First, the bottom line of the report is simple: The CBO says premiums will go down for the vast majority of Americans, and that the same insurance policy will cost less under reform.

The confusion comes in the CBO's analysis of the individual market, which serves about a tenth of the population. CBO expects prices in the individual market to rise by 10 or 12 percent, an expectation driven entirely by predictions that individuals will purchase policies that are much more comprehensive, and thus somewhat more expensive, then the insurance they can afford now. Then the CBO turns to look at the impact of the subsidies, which will cut premium costs by a bit over 50 percent for a bit over 50 percent of the market.

But as the CBO explains on page five, part of the increase in the type of insurance being purchased is the result of "people’s decisions to purchase more extensive coverage in response to the structure of subsidies." In other words, the change is driven by the subsidies, not offset by them.
Meanwhile, as I understand it, the tax on "Cadillac" plans - health insurance that offers little to no additional health outcomes, but a more lusurious service will tend to discourage people from buying these plans (though of course anyone is still free to do so if they wish). On average, then, under the new legislation most people will wind up with a plan somewhere in the middle of the cost charts - robust enough to cover all chronic conditions and to prevent health bankrupcy, but using the power of the market to discourage people from wasting medical resources where they could be better used.

This stuff is complicated, and I'm no expert. But I trust Ezra on this issue more than me, so go read him.

Tuesday 1 December 2009

Premiums Will Go Up. But You'll Probably Pay Less

As we edge (creep, crawl, inch, take baby steps - insert your own word for mollases like progress) closer and closer to passing comprehensive health insurance reform, those of us who support the bills have been hoping that one effect they would have would be to lower the out of pocket costs of buying healthcare.

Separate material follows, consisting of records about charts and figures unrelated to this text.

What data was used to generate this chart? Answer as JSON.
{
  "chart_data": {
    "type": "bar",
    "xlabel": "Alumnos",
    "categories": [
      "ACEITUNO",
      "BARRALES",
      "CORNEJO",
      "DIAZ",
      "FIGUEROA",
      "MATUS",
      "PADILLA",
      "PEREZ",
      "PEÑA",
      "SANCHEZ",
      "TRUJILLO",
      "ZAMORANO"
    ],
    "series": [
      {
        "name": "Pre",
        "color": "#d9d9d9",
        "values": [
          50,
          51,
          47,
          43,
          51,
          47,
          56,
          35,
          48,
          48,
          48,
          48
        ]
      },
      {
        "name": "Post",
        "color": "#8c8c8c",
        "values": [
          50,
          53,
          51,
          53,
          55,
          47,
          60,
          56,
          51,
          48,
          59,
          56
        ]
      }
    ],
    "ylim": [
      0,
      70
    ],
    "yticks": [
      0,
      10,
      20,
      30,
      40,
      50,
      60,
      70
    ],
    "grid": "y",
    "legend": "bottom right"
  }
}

Well it turns out that most people's day to day costs WILL in fact be lower (phew), but that premiums themselves are likely to go up slightly. How can this be so?

According to CBO, average premiums in the individual market would increase 10 to 13 percent because of provisions in the Senate health care bill, but, crucially, most people (about 57 percent) would actually find themselves paying significantly less money for insurance, thanks to federal subsidies for low- and middle-class consumers, than they would under current law.
Furthermore:

Separately, for those who have high-end employer-provided insurance, CBO finds that a new excise tax on high-end policies will have disparate effects on premiums. Those who keep their "cadillac" insurance would end up paying higher premiums than they do today, and those who choose instead to choose less luxurious policies would pay lower premiums.

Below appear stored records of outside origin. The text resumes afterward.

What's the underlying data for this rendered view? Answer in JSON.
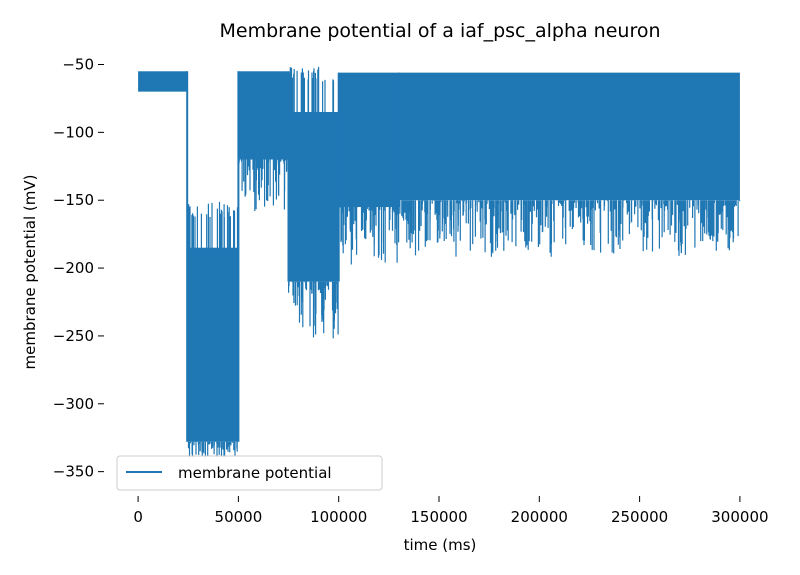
{
  "chart_data": {
    "type": "line",
    "title": "Membrane potential of a iaf_psc_alpha neuron",
    "xlabel": "time (ms)",
    "ylabel": "membrane potential (mV)",
    "xlim": [
      -15000,
      315000
    ],
    "ylim": [
      -365,
      -43
    ],
    "xticks": [
      0,
      50000,
      100000,
      150000,
      200000,
      250000,
      300000
    ],
    "xtick_labels": [
      "0",
      "50000",
      "100000",
      "150000",
      "200000",
      "250000",
      "300000"
    ],
    "yticks": [
      -50,
      -100,
      -150,
      -200,
      -250,
      -300,
      -350
    ],
    "ytick_labels": [
      "−50",
      "−100",
      "−150",
      "−200",
      "−250",
      "−300",
      "−350"
    ],
    "grid": false,
    "legend_position": "lower-left",
    "color": "#1f77b4",
    "series": [
      {
        "name": "membrane potential",
        "segments": [
          {
            "x_start": 0,
            "x_end": 24500,
            "top": -55,
            "bottom": -70,
            "min_dip": -70
          },
          {
            "x_start": 24500,
            "x_end": 50000,
            "top": -185,
            "bottom": -328,
            "min_dip": -340
          },
          {
            "x_start": 50000,
            "x_end": 75000,
            "top": -55,
            "bottom": -120,
            "min_dip": -160
          },
          {
            "x_start": 75000,
            "x_end": 100000,
            "top": -85,
            "bottom": -210,
            "min_dip": -252
          },
          {
            "x_start": 100000,
            "x_end": 130000,
            "top": -56,
            "bottom": -155,
            "min_dip": -200
          },
          {
            "x_start": 130000,
            "x_end": 300000,
            "top": -56,
            "bottom": -150,
            "min_dip": -192
          }
        ]
      }
    ]
  }
}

"[P]eople who remained in high-premium plans would pay higher premiums under the excise tax than under current law, and people who shifted to lower-premium plans would pay lower premiums under the excise tax than under current law," the report reads.

But CBO also finds that on average, people who have plans susceptible to the 40-percent tax will ultimately be paying less in premiums than they would without health care reform: "On net, CBO and JCT estimate that the excise tax and the resulting behavioral changes...would reduce average premiums among the 19 percent of policies affected by the tax by about 9 percent to 12 percent in 2016."

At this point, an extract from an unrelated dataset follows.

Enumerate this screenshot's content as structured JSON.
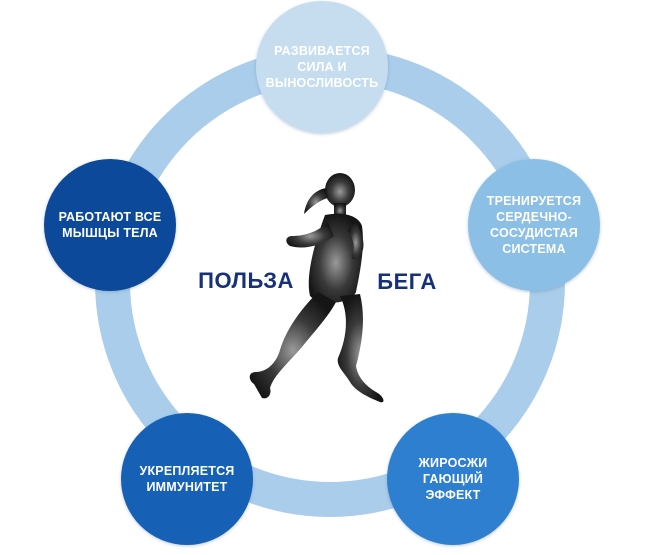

Senator Evan Bayh, who had requested the CBO report in the first place out of concern that healthcare costs might go up under the proposed Senate legislation, was encouraged by the findings:

This report alleviates a major concern that has been raised--that insurance costs will go up across the board as a result of this legislation.

"This study indicates that for most Americans, the bill will have a modestly positive impact on their premium costs. For the remainder, more will see their costs go down than up. Hopefully, we can continue to focus the Senate debate on additional ways to make health insurance even more affordable for all Americans."